When it comes to Hanukkah, every day is a celebration. Established to honor the re-dedication of the Holy Temple after the Jewish military victory over the Greek-Syrians, the eight-day holiday symbolizes Jewish religious freedom and national survival. Hanukkah is a time for families to enjoy traditional food, light the menorah, sing songs and play games of dreidel.
Oil plays a central role in Hanukkah; it is said that a single pitcher of oil was able to miraculously keep the Temple Menorah lit for eight whole days. Therefore, the food traditionally eaten around Hanukah centers around oil and plenty of dough-filled recipes. Here are our top picks for commemorating the beloved Festival of Lights and wowing family and friends during your holiday feast.
Potato Pancakes, also known as latkes, are a must-have during Hanukkah because they are fried in oil and embodies the celebration of the miracle that occurred. This recipe uses our buttery Dutch Yellow Potatoes to produce potato pancakes unlike any other. Serve with a dollop of sour cream and apple sauce.
Creamy and sweet, Dutch Potato soup makes the perfect appetizer for warming up before a Hanukkah meal. This recipe is loaded with plenty of farfel,which is a small pellet-shaped pasta used in traditional Jewish cuisine. Hanukkah comfort food at its finest, we like to say.
These delicious treats are deep-fried in oil, symbolizing the oil pitcher that kept the sacred lamp burning in the Holy Temple. Simple to make and served with your choice of dessert sauces, this recipe is our modern twist on sufganiyot, which are traditional jelly-filled donuts.
While oil-laden recipes are prevalent during Hanukkah, it’s also possible to offer healthier options. An organic spinach salad gets its simple flavor from a homemade basil vinaigrette. Organic Avocados are ripe and plentiful this time of the year so you could also add them to your salad as a tasty garnish.
A holiday side dish that pairs well with traditional Hanukkah food are classic sautéed and buttered green beans and Veggie Mini Sweet Peppers. This crunchy side dish boasts gorgeous vibrant colors that will look festive on any dinner table.
Many people like to serve their potato pancakes with applesauce. A delicious flavor combination of sweet and salty, potato pancakes with applesauce is a classic Hanukkah pairing. We’ve chosen Organic Ambrosia Apples for their creamy and juicy flesh and sweet and tart flavor for this recipe.
Often served as the main dish in a Hanukkah dinner, beef brisket is about as traditional as you can get. Our sweet and savory brisket seasoned with plenty of salt, pepper and fresh herbs and roasted with organic carrots, organic celery and delicious Maui Onions.

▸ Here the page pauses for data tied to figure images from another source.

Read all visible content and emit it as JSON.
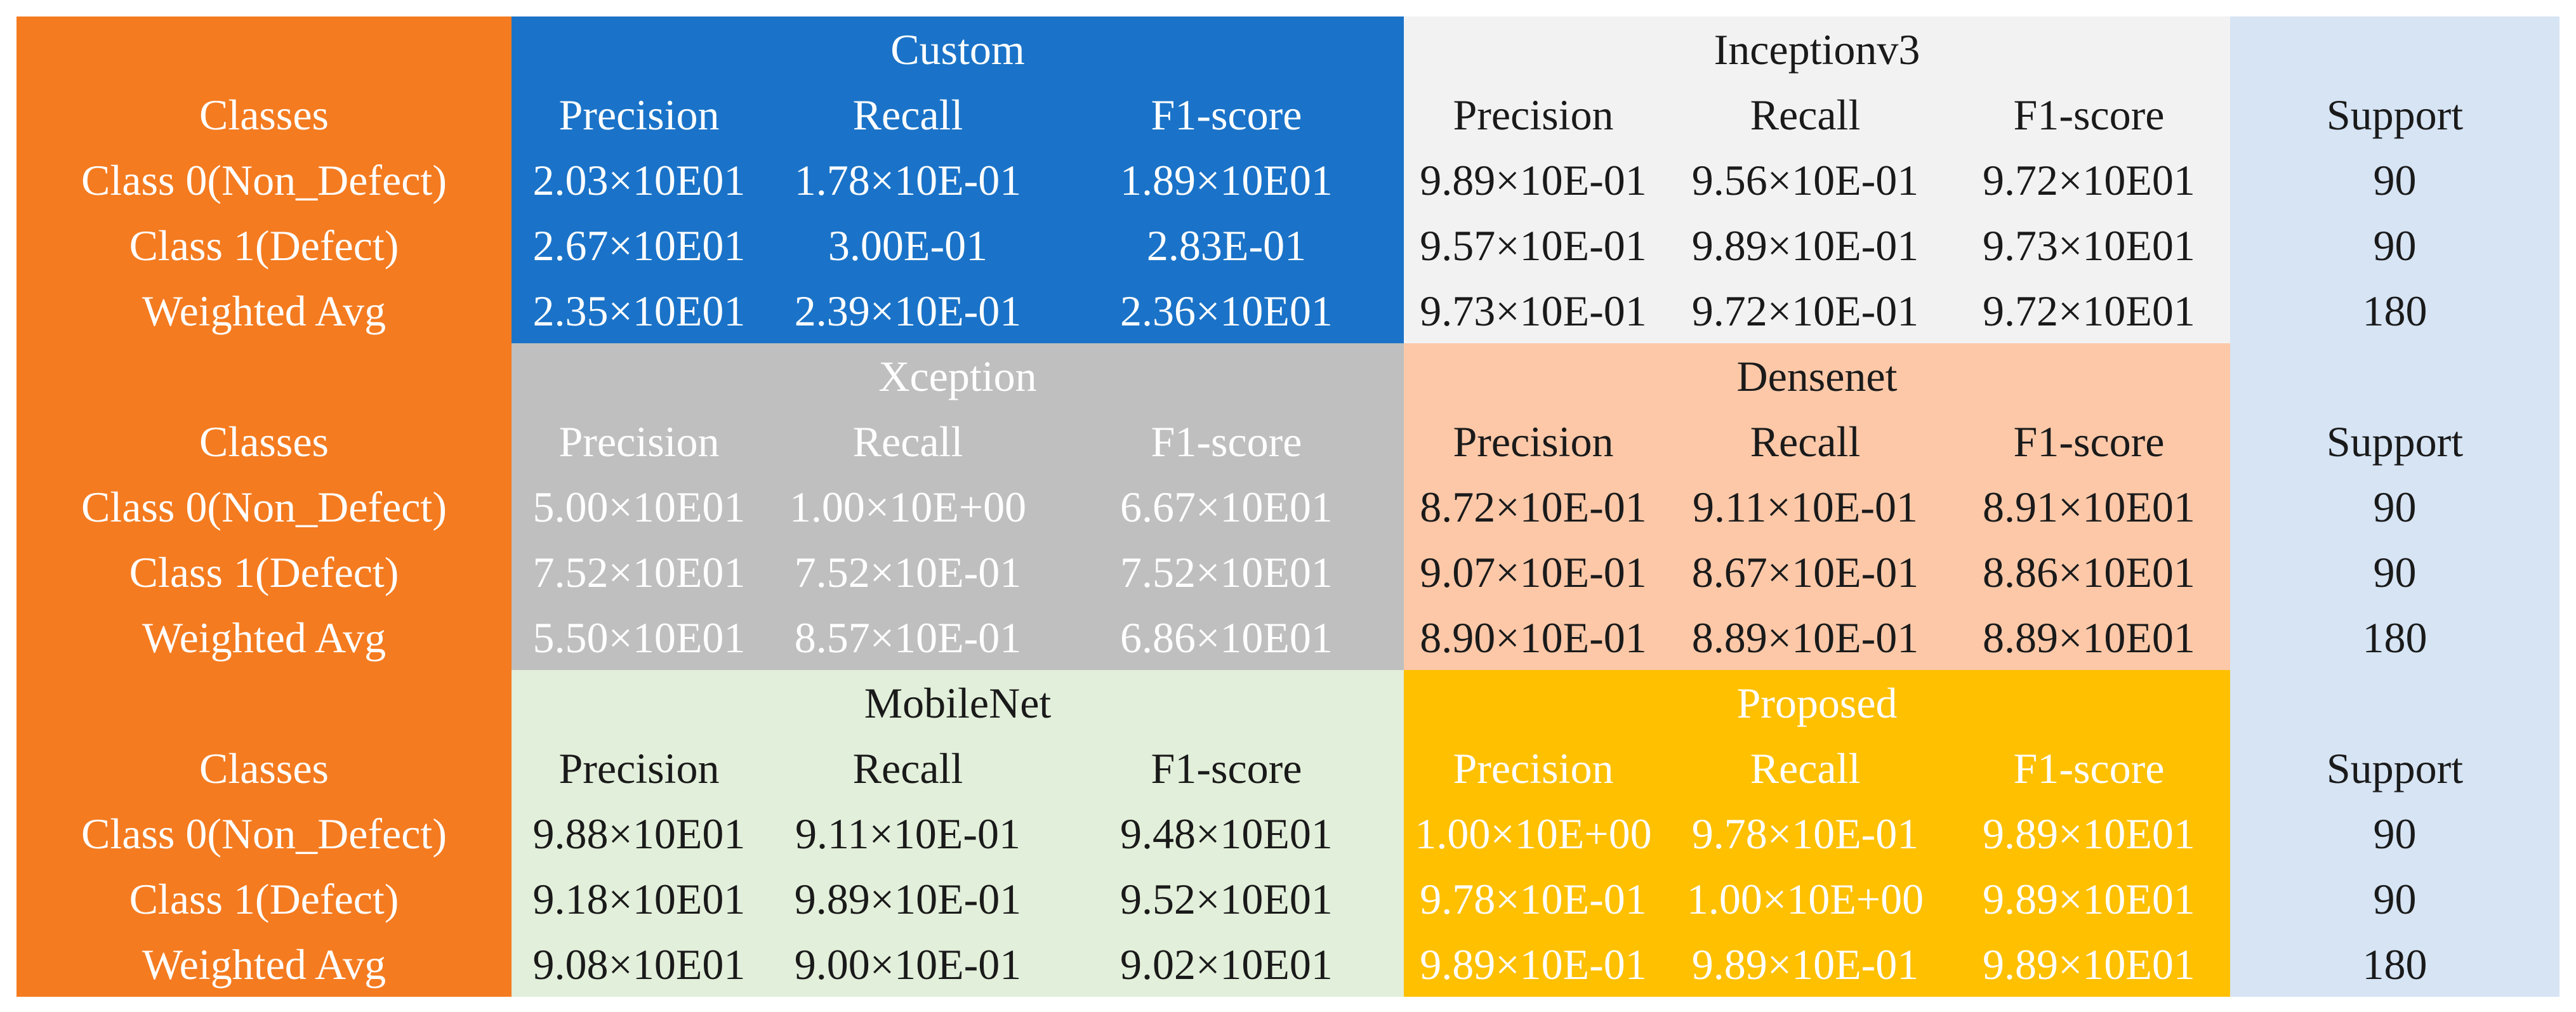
{
  "colors": {
    "classes_bg": "#F47B20",
    "custom_bg": "#1A73C8",
    "inceptionv3_bg": "#F2F2F2",
    "xception_bg": "#BFBFBF",
    "densenet_bg": "#FCC8A8",
    "mobilenet_bg": "#E2EFDA",
    "proposed_bg": "#FFC000",
    "support_bg": "#D6E4F4"
  },
  "table": {
    "classes_header": "Classes",
    "support_header": "Support",
    "metric_headers": [
      "Precision",
      "Recall",
      "F1-score"
    ],
    "row_labels": [
      "Class 0(Non_Defect)",
      "Class 1(Defect)",
      "Weighted Avg"
    ],
    "blocks": [
      {
        "support": [
          "90",
          "90",
          "180"
        ],
        "models": [
          {
            "name": "Custom",
            "rows": [
              [
                "2.03×10E01",
                "1.78×10E-01",
                "1.89×10E01"
              ],
              [
                "2.67×10E01",
                "3.00E-01",
                "2.83E-01"
              ],
              [
                "2.35×10E01",
                "2.39×10E-01",
                "2.36×10E01"
              ]
            ]
          },
          {
            "name": "Inceptionv3",
            "rows": [
              [
                "9.89×10E-01",
                "9.56×10E-01",
                "9.72×10E01"
              ],
              [
                "9.57×10E-01",
                "9.89×10E-01",
                "9.73×10E01"
              ],
              [
                "9.73×10E-01",
                "9.72×10E-01",
                "9.72×10E01"
              ]
            ]
          }
        ]
      },
      {
        "support": [
          "90",
          "90",
          "180"
        ],
        "models": [
          {
            "name": "Xception",
            "rows": [
              [
                "5.00×10E01",
                "1.00×10E+00",
                "6.67×10E01"
              ],
              [
                "7.52×10E01",
                "7.52×10E-01",
                "7.52×10E01"
              ],
              [
                "5.50×10E01",
                "8.57×10E-01",
                "6.86×10E01"
              ]
            ]
          },
          {
            "name": "Densenet",
            "rows": [
              [
                "8.72×10E-01",
                "9.11×10E-01",
                "8.91×10E01"
              ],
              [
                "9.07×10E-01",
                "8.67×10E-01",
                "8.86×10E01"
              ],
              [
                "8.90×10E-01",
                "8.89×10E-01",
                "8.89×10E01"
              ]
            ]
          }
        ]
      },
      {
        "support": [
          "90",
          "90",
          "180"
        ],
        "models": [
          {
            "name": "MobileNet",
            "rows": [
              [
                "9.88×10E01",
                "9.11×10E-01",
                "9.48×10E01"
              ],
              [
                "9.18×10E01",
                "9.89×10E-01",
                "9.52×10E01"
              ],
              [
                "9.08×10E01",
                "9.00×10E-01",
                "9.02×10E01"
              ]
            ]
          },
          {
            "name": "Proposed",
            "rows": [
              [
                "1.00×10E+00",
                "9.78×10E-01",
                "9.89×10E01"
              ],
              [
                "9.78×10E-01",
                "1.00×10E+00",
                "9.89×10E01"
              ],
              [
                "9.89×10E-01",
                "9.89×10E-01",
                "9.89×10E01"
              ]
            ]
          }
        ]
      }
    ]
  }
}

Blintzes are a popular stuffed, fried crepe that can be filled with a variety of items. Our recipe makes for a lovely Hanukkah breakfast or dessert option and is stuffed with ricotta cheese and a homemade blueberry sauce. Dust the crepes with a little powdered sugar before serving to add a little touch of the holidays.
This beautiful braided Jewish bread is essential to a great Hanukkah meal. Pillow-soft and slightly sweet, challah is simple to make and packed with deliciously tart organic dried blueberries.
Whatever you choose to serve during a Hanukkah celebration, there’s always room for wine at the dinner table. Traditional foods served during the Jewish holiday are often fried fare and topped off with rich, hearty meat dishes. Therefore, full-bodied Cabernet Sauvignons or rich, buttery Chardonnays help to complement the meal. These are our top 3 picks from our wine selection.
This unique blend of 82% Cabernet Sauvignon, 9% Merlot, 7% Cabernet Franc, and 2% Petit Verdot makes for a flavorful experience unlike any other. Known for its bold and decadent flavor, this rich wine features tasting notes of black cherries, sweet spices and toasty oak, making it the perfect wintertime wine. Serve with the main course, such as Beef Brisket.
The 2011 Chateau Montelena Chardonnay has a beautiful crispness to it with wonderful acidity and plenty of lemon zest. The wine’s vibrant aroma and tasting notes of lemon oil, crushed rocks and flowers pairs well with potato pancakes and other vegetable dishes.
If you’re unfamiliar with Paradigm wines, the 2010 Cabernet Sauvignon is a classic at its best. A rich, full-bodied wine with wide open aromas of berry, dark cherry, coffee, plums and spices and lush textures makes a gorgeous accompaniment to your main meat dishes.
Will you be celebrating Hanukkah this year? Which one of these dishes do you like the best? Share with us your favorite foods to eat during this joyous holiday!